What does it mean to be merciful? The Oxford Dictionary says mercy is “kindness or forgiveness shown towards someone who is in your power.” Kindness, a part of the fruit of the Holy Spirit, and forgiveness are important characteristics of God that He wants us to pass on to others.
“Blessed are the merciful, for they shall obtain mercy.” (Matthew 5:7) Does that imply we should be merciful so we will receive mercy in return? Yes, but only in the sense that showing mercy gives us feelings of joy and satisfaction knowing we’ve helped someone and knowing it’s the right thing to do as a follower of Christ.
Being merciful isn’t always easy, though. When someone is impatient with us, it’s sometimes easier to shout back than to be patient with them. When we see someone hurting, we may tend to turn away because we have something “more important” to do. When we have been slandered or misrepresented, we sometimes take offense and even retaliate.
Neither does mercy always come easy for us when it applies to the mistakes people make. I think back to when I felt impatient with my young kids as they charged headlong into a mistake after I had told them the “right way” to do something. When they messed up, I felt like yelling, “I told you so!” And if I didn’t say it aloud, I pasted a smirk on my face so they got the idea.
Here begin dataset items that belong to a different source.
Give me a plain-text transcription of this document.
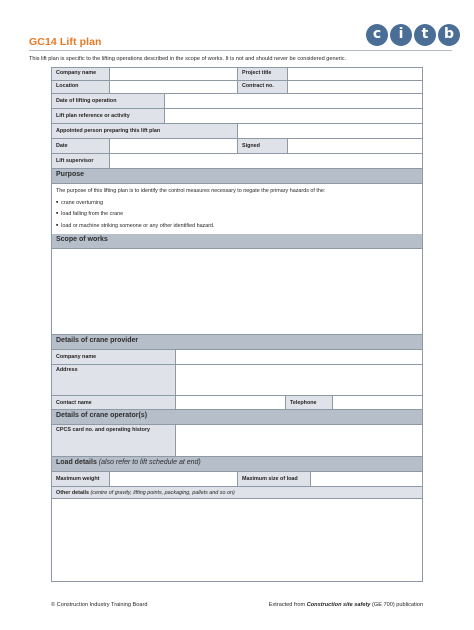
GC14 Lift plan	c	i	t	b
This lift plan is specific to the lifting operations described in the scope of works. It is not and should never be considered generic.
Company name	Project title
Location	Contract no.
Date of lifting operation
Lift plan reference or activity
Appointed person preparing this lift plan
Date	Signed
Lift supervisor
Purpose
The purpose of this lifting plan is to identify the control measures necessary to negate the primary hazards of the:
■ crane overturning
■ load falling from the crane
■ load or machine striking someone or any other identified hazard.
Scope of works
Details of crane provider
Company name
Address
Contact name	Telephone
Details of crane operator(s)
CPCS card no. and operating history
Load details (also refer to lift schedule at end)
Maximum weight	Maximum size of load
Other details (centre of gravity, lifting points, packaging, pallets and so on)
© Construction Industry Training Board	Extracted from Construction site safety (GE 700) publication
Can you relate? As a more mature adult, I still find it isn’t always easy to deal with boneheadedness—even though I act like a bonehead at times.
Fortunately, mercy is evident all around us. We see and hear about acts of kindness from and to strangers. We marvel at the mercy some people show to those who don’t deserve it. Yet, should we marvel? As Christians we’re supposed to always show mercy as Jesus did. He’s our perfect example.
Lord, thank You for Your unending mercy toward us. Open our eyes to those who need mercy and teach us how to be merciful as Christ is to us. In His name we pray, amen.